David A. Wolfe, PhD, ABPP, is a psychologist specializing in issues affecting children and youth — including prevention of bullying.

After completing his PhD in Clinical Psychology at the University of South Florida in 1980, David Wolfe pursued an academic career in Canada focusing on child abuse and domestic violence. He holds the inaugural RBC Chair in Children’s Mental Health at the Centre for Addiction and Mental Health (CAMH) and heads the CAMH Centre for Prevention Science in London, Ontario. He is also Professor of Psychiatry and Psychology at the University of Toronto. Since 2007 he has served as Editor-in-Chief of Child Abuse & Neglect: The International Journal.

David has received the Donald O. Hebb Award for Distinguished Contributions to Psychology as a Science from the Canadian Psychological Association, and the Blanche L. Ittleson Award for Outstanding Achievement in the Delivery of Childrens Services and the Promotion of Childrens Mental Health from the American Orthopsychiatric Association. His books include Adolescent Risk Behaviors: Why teens experiment and strategies to keep them safe (with P. Jaffe & C. Crooks; Yale University Press, 2006); Child abuse: Implications for child development and psychopathology, 2nd Edition (Sage, 1999); and Abnormal Child Psychology, 4th edition (with E. Mash; Wadsworth, 2009).

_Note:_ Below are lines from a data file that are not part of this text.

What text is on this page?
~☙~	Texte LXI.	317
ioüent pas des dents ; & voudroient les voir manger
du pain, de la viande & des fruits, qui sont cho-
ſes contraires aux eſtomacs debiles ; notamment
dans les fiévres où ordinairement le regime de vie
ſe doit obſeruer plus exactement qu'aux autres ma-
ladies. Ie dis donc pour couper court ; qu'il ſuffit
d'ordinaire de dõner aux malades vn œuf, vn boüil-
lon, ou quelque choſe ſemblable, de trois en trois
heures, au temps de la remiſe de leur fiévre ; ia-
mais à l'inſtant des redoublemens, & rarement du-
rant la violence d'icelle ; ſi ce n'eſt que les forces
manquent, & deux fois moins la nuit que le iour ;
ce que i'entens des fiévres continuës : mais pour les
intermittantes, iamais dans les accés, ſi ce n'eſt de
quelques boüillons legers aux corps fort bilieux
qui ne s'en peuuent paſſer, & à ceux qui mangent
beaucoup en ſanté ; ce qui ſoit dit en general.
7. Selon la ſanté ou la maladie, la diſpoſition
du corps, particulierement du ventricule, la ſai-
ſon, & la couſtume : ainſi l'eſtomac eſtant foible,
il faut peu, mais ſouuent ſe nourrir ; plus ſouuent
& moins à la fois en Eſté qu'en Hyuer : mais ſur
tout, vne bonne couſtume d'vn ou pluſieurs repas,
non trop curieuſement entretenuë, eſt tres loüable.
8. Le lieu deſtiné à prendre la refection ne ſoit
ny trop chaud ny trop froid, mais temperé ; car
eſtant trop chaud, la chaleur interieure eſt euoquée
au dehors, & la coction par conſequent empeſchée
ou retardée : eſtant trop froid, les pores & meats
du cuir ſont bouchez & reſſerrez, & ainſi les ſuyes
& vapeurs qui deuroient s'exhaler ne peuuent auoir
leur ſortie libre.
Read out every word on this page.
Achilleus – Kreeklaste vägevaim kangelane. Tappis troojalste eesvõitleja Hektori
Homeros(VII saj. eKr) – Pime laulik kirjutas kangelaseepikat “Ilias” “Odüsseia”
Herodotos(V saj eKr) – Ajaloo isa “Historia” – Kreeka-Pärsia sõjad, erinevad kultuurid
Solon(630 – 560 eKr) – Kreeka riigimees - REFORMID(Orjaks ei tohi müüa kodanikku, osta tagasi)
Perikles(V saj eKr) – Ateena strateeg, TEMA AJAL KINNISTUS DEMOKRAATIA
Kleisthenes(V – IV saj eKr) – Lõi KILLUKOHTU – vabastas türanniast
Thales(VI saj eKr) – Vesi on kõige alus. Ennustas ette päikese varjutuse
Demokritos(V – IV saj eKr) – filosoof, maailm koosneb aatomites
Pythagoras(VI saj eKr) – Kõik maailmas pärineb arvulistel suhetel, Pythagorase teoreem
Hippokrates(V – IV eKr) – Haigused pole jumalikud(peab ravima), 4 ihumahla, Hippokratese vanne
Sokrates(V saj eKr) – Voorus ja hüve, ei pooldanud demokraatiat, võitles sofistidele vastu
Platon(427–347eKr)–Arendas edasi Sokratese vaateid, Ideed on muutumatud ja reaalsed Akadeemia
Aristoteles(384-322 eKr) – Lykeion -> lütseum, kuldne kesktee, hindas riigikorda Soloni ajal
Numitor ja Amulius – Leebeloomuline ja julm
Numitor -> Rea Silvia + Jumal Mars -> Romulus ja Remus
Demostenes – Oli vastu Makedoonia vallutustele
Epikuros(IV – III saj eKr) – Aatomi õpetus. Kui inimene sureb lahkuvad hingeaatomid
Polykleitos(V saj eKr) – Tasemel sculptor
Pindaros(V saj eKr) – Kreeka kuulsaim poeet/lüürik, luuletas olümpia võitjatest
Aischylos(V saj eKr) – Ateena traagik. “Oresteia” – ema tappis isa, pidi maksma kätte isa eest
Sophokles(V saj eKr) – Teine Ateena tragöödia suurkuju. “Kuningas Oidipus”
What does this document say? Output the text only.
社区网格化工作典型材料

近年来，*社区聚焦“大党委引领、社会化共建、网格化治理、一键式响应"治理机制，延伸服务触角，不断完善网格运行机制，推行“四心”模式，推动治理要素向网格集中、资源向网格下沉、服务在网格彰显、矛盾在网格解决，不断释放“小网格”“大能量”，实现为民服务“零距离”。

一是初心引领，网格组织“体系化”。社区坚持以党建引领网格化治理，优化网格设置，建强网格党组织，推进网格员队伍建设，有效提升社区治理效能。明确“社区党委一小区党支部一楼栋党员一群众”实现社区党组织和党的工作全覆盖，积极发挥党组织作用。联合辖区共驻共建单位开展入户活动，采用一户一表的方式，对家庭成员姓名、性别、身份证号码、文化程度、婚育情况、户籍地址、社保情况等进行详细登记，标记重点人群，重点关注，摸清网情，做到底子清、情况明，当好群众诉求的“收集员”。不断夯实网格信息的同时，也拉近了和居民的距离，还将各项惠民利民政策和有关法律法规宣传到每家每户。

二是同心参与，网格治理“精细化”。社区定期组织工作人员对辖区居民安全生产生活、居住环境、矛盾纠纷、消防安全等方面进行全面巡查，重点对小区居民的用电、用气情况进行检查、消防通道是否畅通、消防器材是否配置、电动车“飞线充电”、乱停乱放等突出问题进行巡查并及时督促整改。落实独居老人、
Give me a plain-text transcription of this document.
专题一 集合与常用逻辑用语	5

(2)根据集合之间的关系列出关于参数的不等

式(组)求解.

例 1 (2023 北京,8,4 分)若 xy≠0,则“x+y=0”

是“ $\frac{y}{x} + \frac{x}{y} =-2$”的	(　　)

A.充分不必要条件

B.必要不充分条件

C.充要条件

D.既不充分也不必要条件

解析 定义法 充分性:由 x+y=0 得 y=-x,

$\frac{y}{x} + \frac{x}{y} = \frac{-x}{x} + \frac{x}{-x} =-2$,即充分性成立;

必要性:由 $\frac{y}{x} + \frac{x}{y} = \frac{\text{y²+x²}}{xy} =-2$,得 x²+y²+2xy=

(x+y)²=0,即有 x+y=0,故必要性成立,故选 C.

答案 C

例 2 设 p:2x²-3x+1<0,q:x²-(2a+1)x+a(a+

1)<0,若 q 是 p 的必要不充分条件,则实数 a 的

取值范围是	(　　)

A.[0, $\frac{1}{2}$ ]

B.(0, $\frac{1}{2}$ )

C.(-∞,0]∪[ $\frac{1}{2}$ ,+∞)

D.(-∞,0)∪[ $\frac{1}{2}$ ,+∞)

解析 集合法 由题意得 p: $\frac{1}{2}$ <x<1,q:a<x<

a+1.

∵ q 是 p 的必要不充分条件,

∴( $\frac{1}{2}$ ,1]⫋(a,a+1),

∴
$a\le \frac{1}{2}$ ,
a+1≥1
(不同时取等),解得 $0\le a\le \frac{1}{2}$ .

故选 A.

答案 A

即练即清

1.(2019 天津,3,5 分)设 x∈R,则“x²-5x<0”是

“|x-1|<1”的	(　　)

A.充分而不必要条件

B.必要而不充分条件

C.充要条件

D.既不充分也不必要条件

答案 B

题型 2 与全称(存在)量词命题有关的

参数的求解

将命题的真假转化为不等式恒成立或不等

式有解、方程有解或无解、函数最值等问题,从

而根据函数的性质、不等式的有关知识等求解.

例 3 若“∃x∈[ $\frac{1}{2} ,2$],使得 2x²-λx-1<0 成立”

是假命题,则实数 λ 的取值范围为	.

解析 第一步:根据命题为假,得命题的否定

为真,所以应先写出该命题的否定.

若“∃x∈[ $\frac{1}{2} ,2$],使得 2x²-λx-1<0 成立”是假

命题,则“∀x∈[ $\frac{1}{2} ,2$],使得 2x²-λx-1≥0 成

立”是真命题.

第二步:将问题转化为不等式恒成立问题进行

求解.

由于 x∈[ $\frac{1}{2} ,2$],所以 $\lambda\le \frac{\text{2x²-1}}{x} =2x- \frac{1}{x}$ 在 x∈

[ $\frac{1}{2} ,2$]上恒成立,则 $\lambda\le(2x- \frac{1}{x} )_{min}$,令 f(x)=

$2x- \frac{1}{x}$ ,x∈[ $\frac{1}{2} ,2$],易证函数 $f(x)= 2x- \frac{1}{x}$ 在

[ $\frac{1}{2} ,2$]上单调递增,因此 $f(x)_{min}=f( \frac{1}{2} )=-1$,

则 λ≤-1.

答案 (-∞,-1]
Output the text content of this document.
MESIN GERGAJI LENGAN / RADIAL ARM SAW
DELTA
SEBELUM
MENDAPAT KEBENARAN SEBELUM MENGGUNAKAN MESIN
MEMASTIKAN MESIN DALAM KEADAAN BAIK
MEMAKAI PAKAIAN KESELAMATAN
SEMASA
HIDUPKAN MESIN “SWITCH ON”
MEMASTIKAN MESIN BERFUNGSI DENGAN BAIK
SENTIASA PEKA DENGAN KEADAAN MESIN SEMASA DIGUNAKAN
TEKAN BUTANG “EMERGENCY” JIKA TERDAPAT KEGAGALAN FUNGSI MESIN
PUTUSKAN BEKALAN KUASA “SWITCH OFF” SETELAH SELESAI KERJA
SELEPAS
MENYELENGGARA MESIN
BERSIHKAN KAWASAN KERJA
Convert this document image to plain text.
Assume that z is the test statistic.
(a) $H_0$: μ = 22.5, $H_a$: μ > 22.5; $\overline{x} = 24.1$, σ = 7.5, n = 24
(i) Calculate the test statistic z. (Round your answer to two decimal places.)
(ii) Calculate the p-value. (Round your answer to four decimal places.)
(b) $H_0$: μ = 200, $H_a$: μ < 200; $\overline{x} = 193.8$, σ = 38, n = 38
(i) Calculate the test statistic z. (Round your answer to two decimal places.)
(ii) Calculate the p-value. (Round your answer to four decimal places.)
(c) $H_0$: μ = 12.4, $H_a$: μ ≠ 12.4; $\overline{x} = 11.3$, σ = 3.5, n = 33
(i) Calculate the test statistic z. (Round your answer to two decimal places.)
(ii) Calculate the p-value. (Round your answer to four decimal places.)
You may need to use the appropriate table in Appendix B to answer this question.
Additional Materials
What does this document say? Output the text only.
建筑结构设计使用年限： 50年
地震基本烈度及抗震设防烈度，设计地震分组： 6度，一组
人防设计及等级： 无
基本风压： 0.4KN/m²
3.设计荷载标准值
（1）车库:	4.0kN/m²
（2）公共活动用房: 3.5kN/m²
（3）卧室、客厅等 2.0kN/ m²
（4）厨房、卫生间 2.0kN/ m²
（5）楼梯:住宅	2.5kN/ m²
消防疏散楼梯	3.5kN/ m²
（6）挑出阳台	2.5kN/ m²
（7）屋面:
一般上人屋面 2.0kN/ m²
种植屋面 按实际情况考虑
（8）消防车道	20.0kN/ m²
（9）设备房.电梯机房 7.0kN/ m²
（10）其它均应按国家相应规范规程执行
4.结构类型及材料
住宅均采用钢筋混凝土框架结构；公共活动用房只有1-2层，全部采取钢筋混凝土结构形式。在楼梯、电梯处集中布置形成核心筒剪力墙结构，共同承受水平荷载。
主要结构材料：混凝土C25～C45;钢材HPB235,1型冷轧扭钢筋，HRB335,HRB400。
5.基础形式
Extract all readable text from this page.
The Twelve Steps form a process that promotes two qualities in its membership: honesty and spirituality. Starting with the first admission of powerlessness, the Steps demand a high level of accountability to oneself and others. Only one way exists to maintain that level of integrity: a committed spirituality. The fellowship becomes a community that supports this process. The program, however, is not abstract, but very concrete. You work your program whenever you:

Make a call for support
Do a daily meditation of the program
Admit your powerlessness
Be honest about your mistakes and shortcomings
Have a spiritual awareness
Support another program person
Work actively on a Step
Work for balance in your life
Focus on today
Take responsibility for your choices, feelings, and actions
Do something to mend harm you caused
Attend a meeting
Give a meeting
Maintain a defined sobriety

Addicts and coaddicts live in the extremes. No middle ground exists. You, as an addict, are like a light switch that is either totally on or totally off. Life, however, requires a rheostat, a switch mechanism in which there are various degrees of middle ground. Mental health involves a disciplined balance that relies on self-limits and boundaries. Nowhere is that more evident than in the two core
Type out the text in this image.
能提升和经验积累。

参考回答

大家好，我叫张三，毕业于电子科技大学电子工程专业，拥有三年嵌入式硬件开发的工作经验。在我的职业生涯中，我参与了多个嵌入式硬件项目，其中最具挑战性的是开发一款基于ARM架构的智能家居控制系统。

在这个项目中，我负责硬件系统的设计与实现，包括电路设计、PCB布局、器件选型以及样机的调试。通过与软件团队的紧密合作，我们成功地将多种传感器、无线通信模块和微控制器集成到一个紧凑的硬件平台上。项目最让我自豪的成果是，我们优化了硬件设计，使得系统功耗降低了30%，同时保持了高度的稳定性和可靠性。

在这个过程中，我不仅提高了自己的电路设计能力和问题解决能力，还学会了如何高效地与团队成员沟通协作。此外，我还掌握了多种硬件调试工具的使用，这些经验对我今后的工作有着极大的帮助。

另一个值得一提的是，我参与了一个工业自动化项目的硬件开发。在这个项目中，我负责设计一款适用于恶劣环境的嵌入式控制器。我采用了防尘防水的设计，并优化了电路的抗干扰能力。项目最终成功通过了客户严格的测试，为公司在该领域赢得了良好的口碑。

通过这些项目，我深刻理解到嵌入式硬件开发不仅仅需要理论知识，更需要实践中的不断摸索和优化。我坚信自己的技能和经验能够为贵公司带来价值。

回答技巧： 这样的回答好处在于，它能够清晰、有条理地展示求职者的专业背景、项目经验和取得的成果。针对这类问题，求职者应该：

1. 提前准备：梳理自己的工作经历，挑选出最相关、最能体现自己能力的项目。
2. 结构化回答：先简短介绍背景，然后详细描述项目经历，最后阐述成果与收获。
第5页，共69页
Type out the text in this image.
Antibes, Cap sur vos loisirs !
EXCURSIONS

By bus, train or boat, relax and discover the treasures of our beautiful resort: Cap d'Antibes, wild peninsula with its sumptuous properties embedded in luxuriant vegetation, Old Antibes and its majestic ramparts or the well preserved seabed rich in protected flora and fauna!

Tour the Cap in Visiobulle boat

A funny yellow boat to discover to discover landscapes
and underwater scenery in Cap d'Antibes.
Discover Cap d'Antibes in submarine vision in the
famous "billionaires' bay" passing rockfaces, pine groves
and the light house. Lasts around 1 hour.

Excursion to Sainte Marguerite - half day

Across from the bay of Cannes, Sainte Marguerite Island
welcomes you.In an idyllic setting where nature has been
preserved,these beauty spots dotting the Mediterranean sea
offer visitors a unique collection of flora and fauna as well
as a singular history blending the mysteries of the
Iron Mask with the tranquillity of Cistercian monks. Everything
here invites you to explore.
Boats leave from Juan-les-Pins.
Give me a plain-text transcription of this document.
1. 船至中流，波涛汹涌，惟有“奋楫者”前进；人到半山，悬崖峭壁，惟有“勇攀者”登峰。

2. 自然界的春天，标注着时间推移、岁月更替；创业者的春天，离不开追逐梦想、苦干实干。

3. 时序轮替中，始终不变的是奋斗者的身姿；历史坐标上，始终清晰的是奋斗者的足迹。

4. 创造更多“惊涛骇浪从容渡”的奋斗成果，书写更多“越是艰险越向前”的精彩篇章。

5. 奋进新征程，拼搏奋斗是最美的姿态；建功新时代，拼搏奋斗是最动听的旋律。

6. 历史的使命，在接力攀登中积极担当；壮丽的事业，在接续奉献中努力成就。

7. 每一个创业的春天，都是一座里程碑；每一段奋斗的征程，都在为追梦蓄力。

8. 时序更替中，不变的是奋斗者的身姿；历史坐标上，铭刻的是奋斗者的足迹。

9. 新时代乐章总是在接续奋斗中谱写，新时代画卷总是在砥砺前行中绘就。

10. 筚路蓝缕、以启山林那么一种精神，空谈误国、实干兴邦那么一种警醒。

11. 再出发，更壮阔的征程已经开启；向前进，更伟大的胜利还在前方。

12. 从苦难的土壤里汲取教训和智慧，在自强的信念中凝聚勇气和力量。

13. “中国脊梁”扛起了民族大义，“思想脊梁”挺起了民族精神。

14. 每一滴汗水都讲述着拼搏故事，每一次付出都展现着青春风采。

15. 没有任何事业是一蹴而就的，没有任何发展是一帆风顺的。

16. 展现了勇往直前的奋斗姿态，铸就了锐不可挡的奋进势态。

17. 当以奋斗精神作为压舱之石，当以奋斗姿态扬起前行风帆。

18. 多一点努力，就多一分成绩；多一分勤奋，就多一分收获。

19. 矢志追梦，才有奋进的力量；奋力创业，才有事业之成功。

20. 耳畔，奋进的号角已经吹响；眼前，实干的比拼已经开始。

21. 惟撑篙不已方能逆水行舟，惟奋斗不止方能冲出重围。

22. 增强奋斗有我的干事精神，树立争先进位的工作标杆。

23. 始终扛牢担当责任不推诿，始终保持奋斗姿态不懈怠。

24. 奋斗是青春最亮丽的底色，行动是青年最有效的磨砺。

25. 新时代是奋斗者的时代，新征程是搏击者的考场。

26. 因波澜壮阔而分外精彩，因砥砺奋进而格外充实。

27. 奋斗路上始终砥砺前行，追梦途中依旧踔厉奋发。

His interests in violence prevention have culminated into a comprehensive school-based initiative for reducing adolescent violence and related risk behaviors, known as the Fourth R. The Fourth R is currently used in over 800 high schools throughout Canada. It was recently identified as a top evidence-based program for school-based violence prevention by the New Jersey-based Robert Wood Johnson Foundation, where it is being implemented in several US sites as part of their national violence-prevention initiative.